Hepinize merhaba, geçmişime kıyasla şu an geldiğim noktada hayata çok farklı bir bakış açım var. Hatta sanki biraz fazla ciddi bakıyorum dünyaya.
Önce ne kadar sıkıcı bir hayat tarzım oluşmuş diye hayıflandım. Ama sonra mutlu oldum. Aslında bir hayat yolu çizgim oluşmuş.
Hayat amacım doğrultusunda yaşam tarzım olduğu için sevindim. Akılcı ve eylemci taraftayım.İyilik adına eylemden yanayım.
“Kuru dua ile ağaç olmaz. Ağaç isteyen tohum eker”
Mevlana
Sosyal medyada sürekli paylaşım yapıp, elini taşın altına koymayan ve eylemde bulunmayan insanlardan değilim.
Magazin programları seyretmek, moda dergileri okumak, sürekli alışveriş yapıp tüketim yapmak gibi bir durumum yok. Gece kulüplerine gidip sürekli dans etmek, alkol alıp sabahlara kadar gezmek yerine sürekli araştırıyorum ve sağlığıma dikkat ediyorum. Çünkü araştırmak için sağlıklı beden lazım.
Aklıma ve ruhuma yatırım yapıyorum. Paramı kitaplara, eğitimlere, kendimi geliştirmeye, yazılarımı daha iyi yazmak için teknolojiye harcıyorum. Eğlenmedim mi hiç? Tabi ki çok eğlendim, dans ettim, gezdim, kulüplere gittim. Özellikle Londra öğrencilik yıllarımda gayet güzel eğlendim ama hiç bir şeyin aşırısına gitmedim.
Şu anda da eğleniyorum. Muhteşem müzikler eşliğinde spor yapmayı çok seviyorum. Kulağımda müziğim sahilde koşuyorum, yürüyorum. Yazı yazarken ve faydalı kitaplar okurken, kainatla ilgili, insan ile ilgili yeni şeyler keşfederken çok büyük keyif alıyorum.
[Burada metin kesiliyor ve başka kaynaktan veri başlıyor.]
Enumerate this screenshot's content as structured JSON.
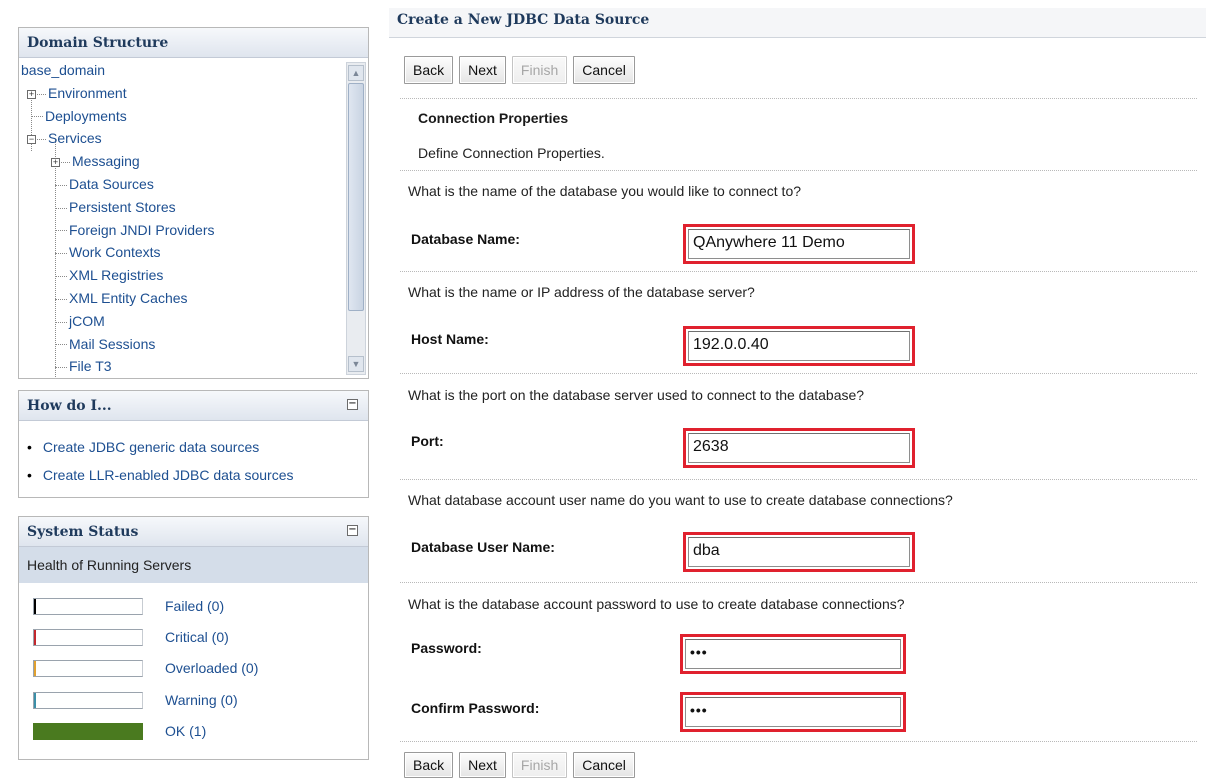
{
  "domain_structure": {
    "title": "Domain Structure",
    "items": [
      {
        "label": "base_domain"
      },
      {
        "label": "Environment"
      },
      {
        "label": "Deployments"
      },
      {
        "label": "Services"
      },
      {
        "label": "Messaging"
      },
      {
        "label": "Data Sources"
      },
      {
        "label": "Persistent Stores"
      },
      {
        "label": "Foreign JNDI Providers"
      },
      {
        "label": "Work Contexts"
      },
      {
        "label": "XML Registries"
      },
      {
        "label": "XML Entity Caches"
      },
      {
        "label": "jCOM"
      },
      {
        "label": "Mail Sessions"
      },
      {
        "label": "File T3"
      }
    ]
  },
  "how_do_i": {
    "title": "How do I...",
    "links": [
      "Create JDBC generic data sources",
      "Create LLR-enabled JDBC data sources"
    ]
  },
  "system_status": {
    "title": "System Status",
    "subtitle": "Health of Running Servers",
    "rows": [
      {
        "label": "Failed (0)",
        "value": 0,
        "color": "#000000"
      },
      {
        "label": "Critical (0)",
        "value": 0,
        "color": "#c2272d"
      },
      {
        "label": "Overloaded (0)",
        "value": 0,
        "color": "#e0a030"
      },
      {
        "label": "Warning (0)",
        "value": 0,
        "color": "#3b8fa8"
      },
      {
        "label": "OK (1)",
        "value": 1,
        "color": "#4a7a1f"
      }
    ]
  },
  "page": {
    "title": "Create a New JDBC Data Source",
    "buttons": {
      "back": "Back",
      "next": "Next",
      "finish": "Finish",
      "cancel": "Cancel"
    },
    "section_title": "Connection Properties",
    "section_desc": "Define Connection Properties.",
    "fields": {
      "db_name": {
        "question": "What is the name of the database you would like to connect to?",
        "label": "Database Name:",
        "value": "QAnywhere 11 Demo"
      },
      "host": {
        "question": "What is the name or IP address of the database server?",
        "label": "Host Name:",
        "value": "192.0.0.40"
      },
      "port": {
        "question": "What is the port on the database server used to connect to the database?",
        "label": "Port:",
        "value": "2638"
      },
      "user": {
        "question": "What database account user name do you want to use to create database connections?",
        "label": "Database User Name:",
        "value": "dba"
      },
      "password": {
        "question": "What is the database account password to use to create database connections?",
        "label": "Password:",
        "value": "•••"
      },
      "confirm": {
        "label": "Confirm Password:",
        "value": "•••"
      }
    }
  }
}
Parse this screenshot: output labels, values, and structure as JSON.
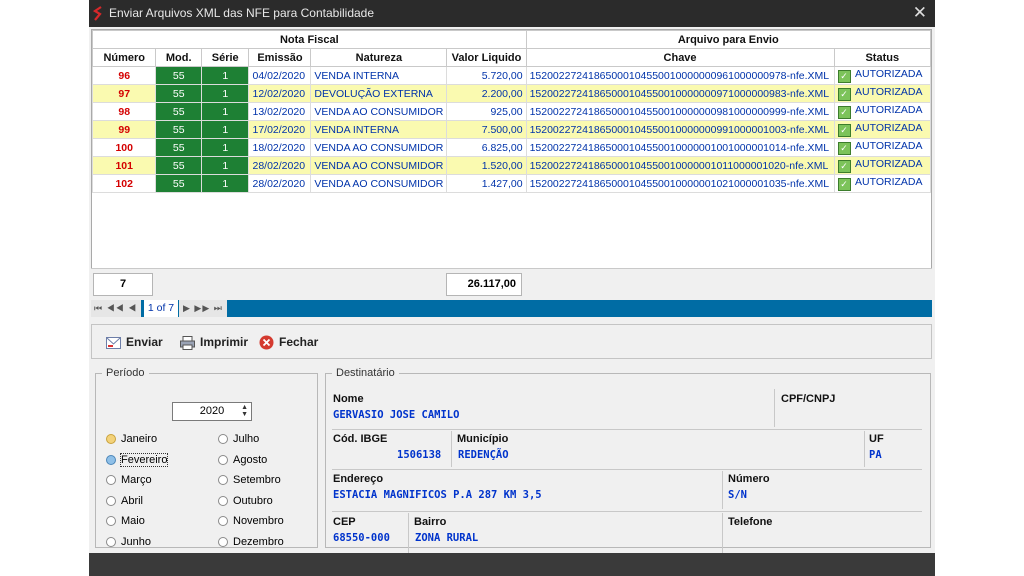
{
  "window": {
    "title": "Enviar Arquivos XML das NFE para Contabilidade",
    "close": "✕"
  },
  "grid": {
    "group_headers": {
      "nota_fiscal": "Nota Fiscal",
      "arquivo": "Arquivo para Envio"
    },
    "columns": [
      "Número",
      "Mod.",
      "Série",
      "Emissão",
      "Natureza",
      "Valor Liquido",
      "Chave",
      "Status"
    ],
    "rows": [
      {
        "numero": "96",
        "mod": "55",
        "serie": "1",
        "emissao": "04/02/2020",
        "natureza": "VENDA INTERNA",
        "valor": "5.720,00",
        "chave": "15200227241865000104550010000000961000000978-nfe.XML",
        "status": "AUTORIZADA"
      },
      {
        "numero": "97",
        "mod": "55",
        "serie": "1",
        "emissao": "12/02/2020",
        "natureza": "DEVOLUÇÃO EXTERNA",
        "valor": "2.200,00",
        "chave": "15200227241865000104550010000000971000000983-nfe.XML",
        "status": "AUTORIZADA"
      },
      {
        "numero": "98",
        "mod": "55",
        "serie": "1",
        "emissao": "13/02/2020",
        "natureza": "VENDA AO CONSUMIDOR",
        "valor": "925,00",
        "chave": "15200227241865000104550010000000981000000999-nfe.XML",
        "status": "AUTORIZADA"
      },
      {
        "numero": "99",
        "mod": "55",
        "serie": "1",
        "emissao": "17/02/2020",
        "natureza": "VENDA INTERNA",
        "valor": "7.500,00",
        "chave": "15200227241865000104550010000000991000001003-nfe.XML",
        "status": "AUTORIZADA"
      },
      {
        "numero": "100",
        "mod": "55",
        "serie": "1",
        "emissao": "18/02/2020",
        "natureza": "VENDA AO CONSUMIDOR",
        "valor": "6.825,00",
        "chave": "15200227241865000104550010000001001000001014-nfe.XML",
        "status": "AUTORIZADA"
      },
      {
        "numero": "101",
        "mod": "55",
        "serie": "1",
        "emissao": "28/02/2020",
        "natureza": "VENDA AO CONSUMIDOR",
        "valor": "1.520,00",
        "chave": "15200227241865000104550010000001011000001020-nfe.XML",
        "status": "AUTORIZADA"
      },
      {
        "numero": "102",
        "mod": "55",
        "serie": "1",
        "emissao": "28/02/2020",
        "natureza": "VENDA AO CONSUMIDOR",
        "valor": "1.427,00",
        "chave": "15200227241865000104550010000001021000001035-nfe.XML",
        "status": "AUTORIZADA"
      }
    ],
    "total_count": "7",
    "total_valor": "26.117,00"
  },
  "navigator": {
    "page_text": "1 of 7",
    "first_prev": "⏮ ◀◀ ◀",
    "next_last": "▶ ▶▶ ⏭"
  },
  "toolbar": {
    "enviar": "Enviar",
    "imprimir": "Imprimir",
    "fechar": "Fechar"
  },
  "periodo": {
    "legend": "Período",
    "year": "2020",
    "months_left": [
      "Janeiro",
      "Fevereiro",
      "Março",
      "Abril",
      "Maio",
      "Junho"
    ],
    "months_right": [
      "Julho",
      "Agosto",
      "Setembro",
      "Outubro",
      "Novembro",
      "Dezembro"
    ],
    "selected": "Fevereiro"
  },
  "destinatario": {
    "legend": "Destinatário",
    "nome_label": "Nome",
    "nome": "GERVASIO JOSE CAMILO",
    "cpf_label": "CPF/CNPJ",
    "cpf": "",
    "ibge_label": "Cód. IBGE",
    "ibge": "1506138",
    "municipio_label": "Município",
    "municipio": "REDENÇÃO",
    "uf_label": "UF",
    "uf": "PA",
    "endereco_label": "Endereço",
    "endereco": "ESTACIA MAGNIFICOS P.A 287 KM 3,5",
    "numero_label": "Número",
    "numero": "S/N",
    "cep_label": "CEP",
    "cep": "68550-000",
    "bairro_label": "Bairro",
    "bairro": "ZONA RURAL",
    "telefone_label": "Telefone",
    "telefone": ""
  }
}
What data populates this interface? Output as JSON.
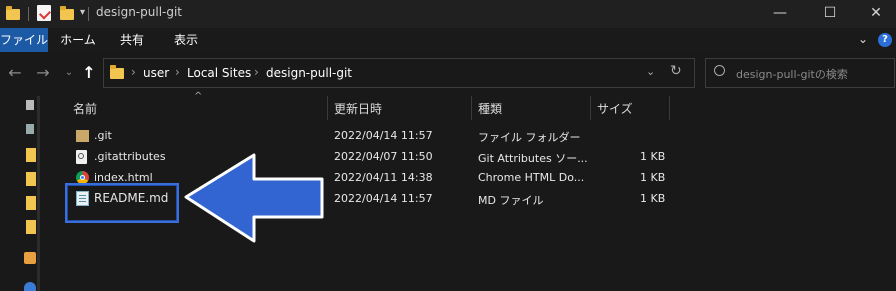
{
  "window": {
    "title": "design-pull-git",
    "controls": {
      "minimize": "—",
      "maximize": "☐",
      "close": "✕"
    }
  },
  "menu": {
    "file": "ファイル",
    "home": "ホーム",
    "share": "共有",
    "view": "表示"
  },
  "address": {
    "crumbs": [
      "user",
      "Local Sites",
      "design-pull-git"
    ],
    "chevron": "›"
  },
  "search": {
    "placeholder": "design-pull-gitの検索"
  },
  "columns": {
    "name": "名前",
    "modified": "更新日時",
    "type": "種類",
    "size": "サイズ"
  },
  "files": [
    {
      "name": ".git",
      "modified": "2022/04/14 11:57",
      "type": "ファイル フォルダー",
      "size": "",
      "icon": "folder-icon"
    },
    {
      "name": ".gitattributes",
      "modified": "2022/04/07 11:50",
      "type": "Git Attributes ソー...",
      "size": "1 KB",
      "icon": "gear-file-icon"
    },
    {
      "name": "index.html",
      "modified": "2022/04/11 14:38",
      "type": "Chrome HTML Do...",
      "size": "1 KB",
      "icon": "chrome-icon"
    },
    {
      "name": "README.md",
      "modified": "2022/04/14 11:57",
      "type": "MD ファイル",
      "size": "1 KB",
      "icon": "notepad-icon"
    }
  ],
  "colors": {
    "accent": "#1d5aa6",
    "arrow": "#3264d2",
    "highlight": "#3a6fd9"
  }
}
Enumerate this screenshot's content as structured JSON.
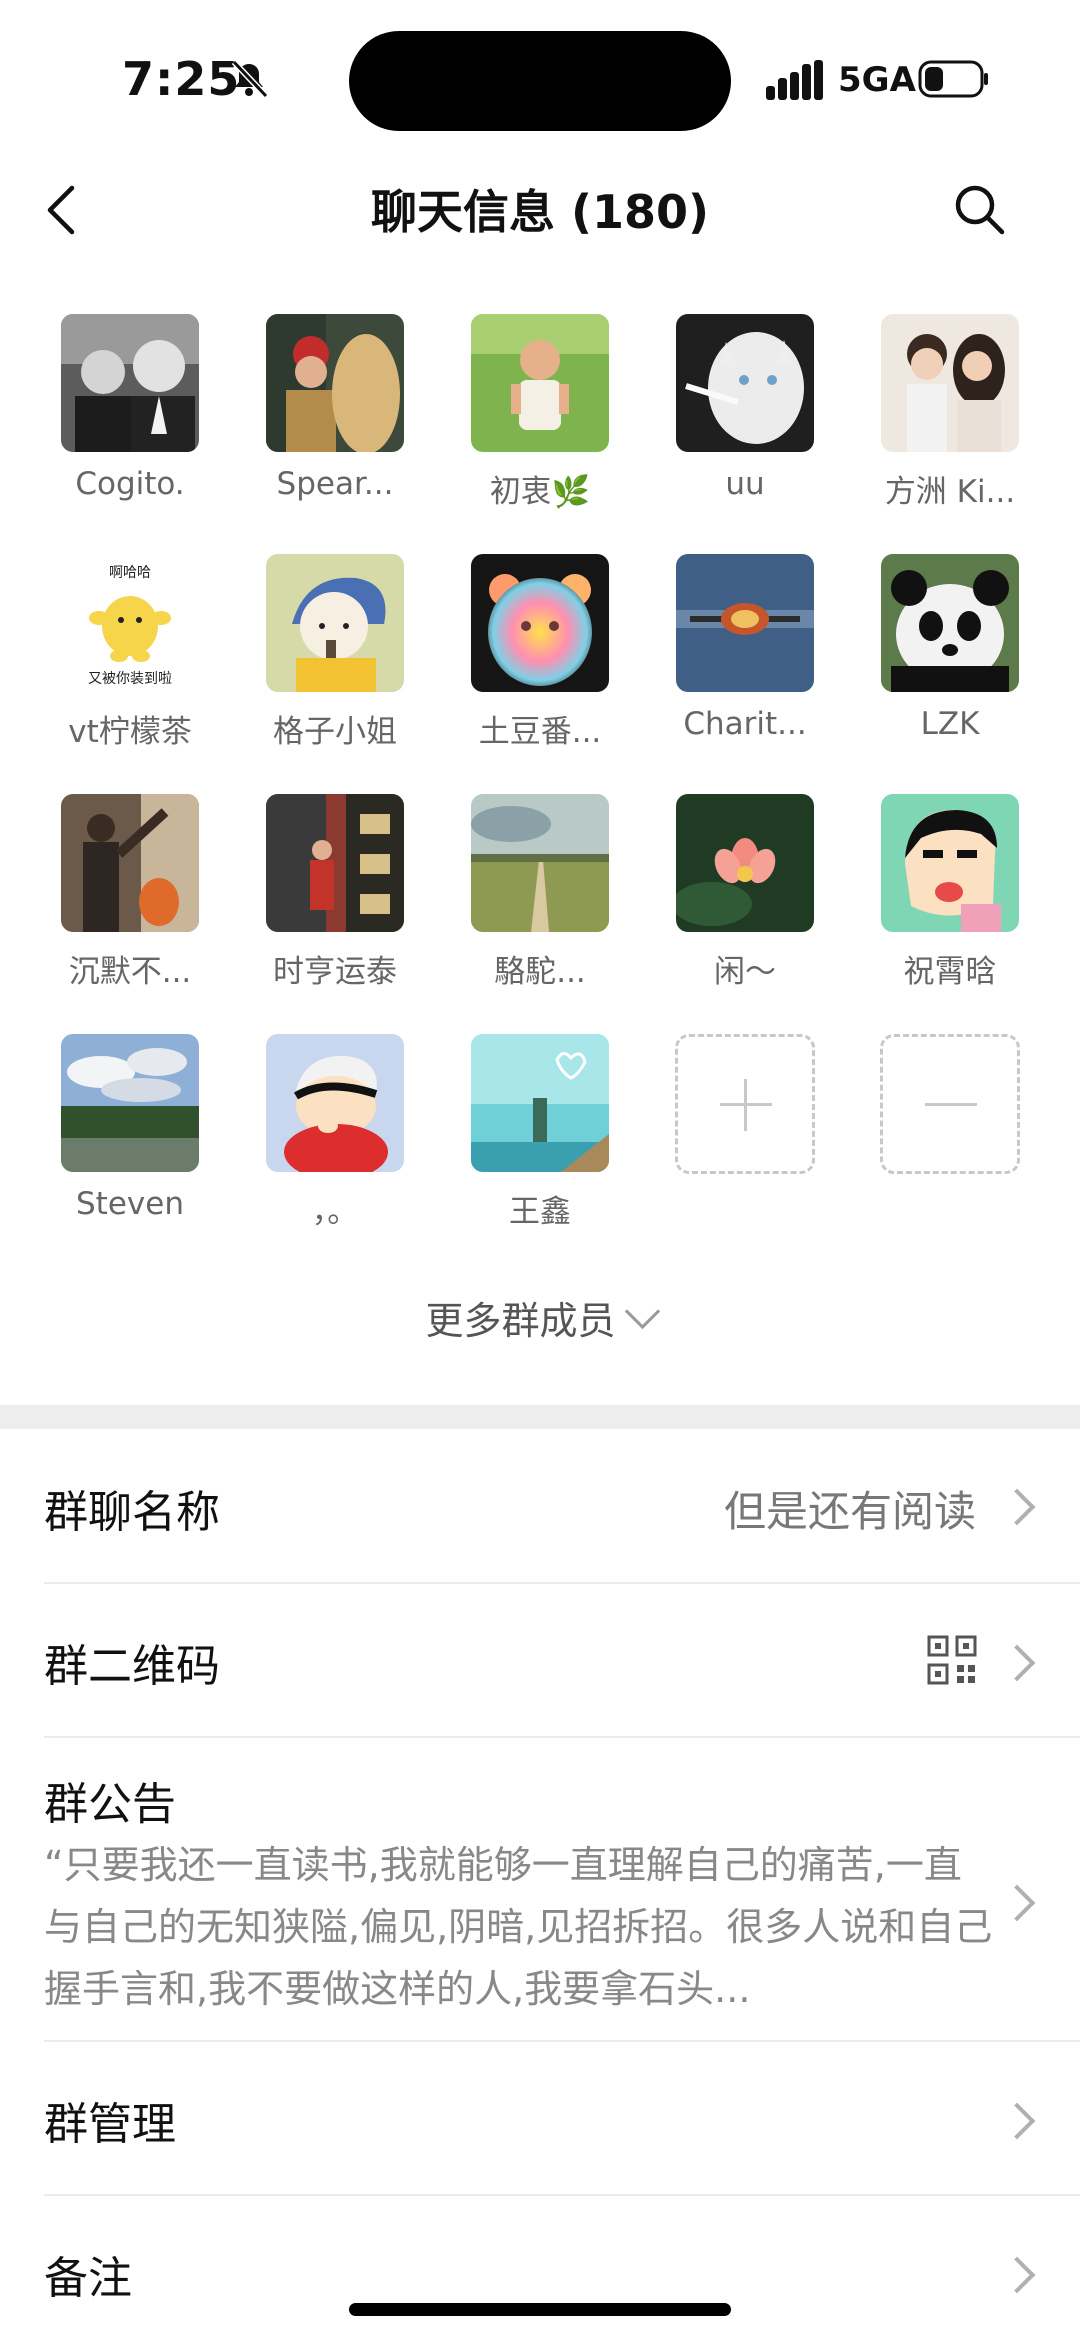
{
  "status": {
    "time": "7:25",
    "network": "5GA"
  },
  "nav": {
    "title": "聊天信息 (180)"
  },
  "members": [
    {
      "name": "Cogito."
    },
    {
      "name": "Spear..."
    },
    {
      "name": "初衷🌿"
    },
    {
      "name": "uu"
    },
    {
      "name": "方洲 Ki..."
    },
    {
      "name": "vt柠檬茶"
    },
    {
      "name": "格子小姐"
    },
    {
      "name": "土豆番..."
    },
    {
      "name": "Charit..."
    },
    {
      "name": "LZK"
    },
    {
      "name": "沉默不..."
    },
    {
      "name": "时亨运泰"
    },
    {
      "name": "駱駝..."
    },
    {
      "name": "闲～"
    },
    {
      "name": "祝霄晗"
    },
    {
      "name": "Steven"
    },
    {
      "name": "，。"
    },
    {
      "name": "王鑫"
    }
  ],
  "avatar_text": {
    "smile_top": "啊哈哈",
    "smile_bottom": "又被你装到啦"
  },
  "more_members": "更多群成员",
  "settings": {
    "group_name_label": "群聊名称",
    "group_name_value": "但是还有阅读",
    "qr_label": "群二维码",
    "announcement_label": "群公告",
    "announcement_text": "“只要我还一直读书,我就能够一直理解自己的痛苦,一直与自己的无知狭隘,偏见,阴暗,见招拆招。很多人说和自己握手言和,我不要做这样的人,我要拿石头...",
    "manage_label": "群管理",
    "remark_label": "备注"
  },
  "colors": {
    "background": "#ffffff",
    "separator": "#ededed",
    "secondary_text": "#666666"
  }
}
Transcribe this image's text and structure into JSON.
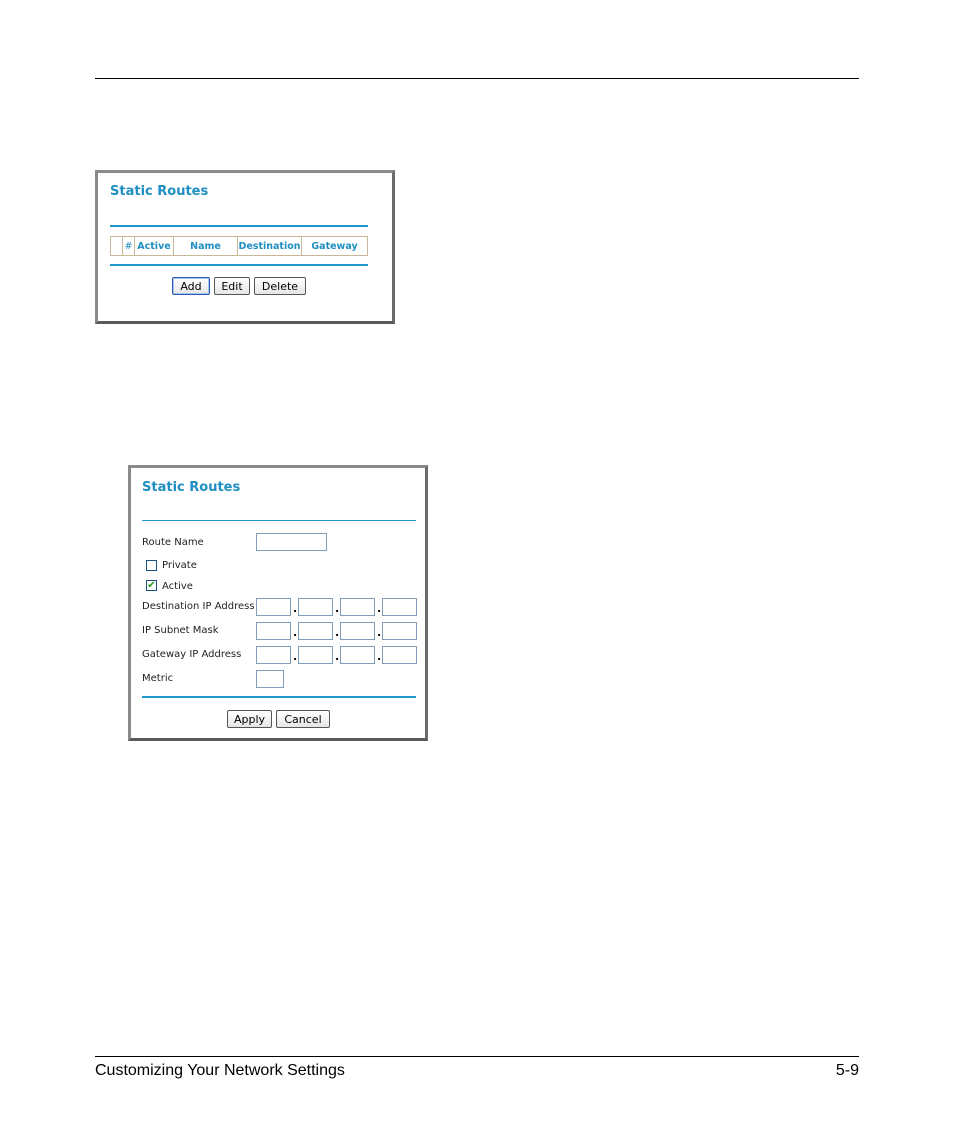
{
  "footer": {
    "section_title": "Customizing Your Network Settings",
    "page_number": "5-9"
  },
  "static_routes_table": {
    "title": "Static Routes",
    "columns": [
      "",
      "#",
      "Active",
      "Name",
      "Destination",
      "Gateway"
    ],
    "rows": [],
    "buttons": {
      "add": "Add",
      "edit": "Edit",
      "delete": "Delete"
    }
  },
  "static_route_form": {
    "title": "Static Routes",
    "route_name": {
      "label": "Route Name",
      "value": ""
    },
    "private": {
      "label": "Private",
      "checked": false
    },
    "active": {
      "label": "Active",
      "checked": true,
      "check_glyph": "✔"
    },
    "destination_ip": {
      "label": "Destination IP Address",
      "octets": [
        "",
        "",
        "",
        ""
      ]
    },
    "subnet_mask": {
      "label": "IP Subnet Mask",
      "octets": [
        "",
        "",
        "",
        ""
      ]
    },
    "gateway_ip": {
      "label": "Gateway IP Address",
      "octets": [
        "",
        "",
        "",
        ""
      ]
    },
    "metric": {
      "label": "Metric",
      "value": ""
    },
    "octet_separator": ".",
    "buttons": {
      "apply": "Apply",
      "cancel": "Cancel"
    }
  },
  "colors": {
    "accent": "#1f9acb",
    "title": "#1f8fc1"
  }
}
Muhteşem Türk kahvaltısına ve kahve yanında yediğim bir kaç adet kuru hurmaya bayılıyorum. Gülse Birsel’in yazdığı tarzda akıllıca komedi dizilerini seyrederken çok eğleniyorum. Dr. Joe Dispenza gibi insana faydalı kimseleri dinlerken zamanın nasıl geçtiğini bile anlamıyorum. Mümin Sekman gibi insanların başarı konuşmalarını hayranlıkla izliyorum.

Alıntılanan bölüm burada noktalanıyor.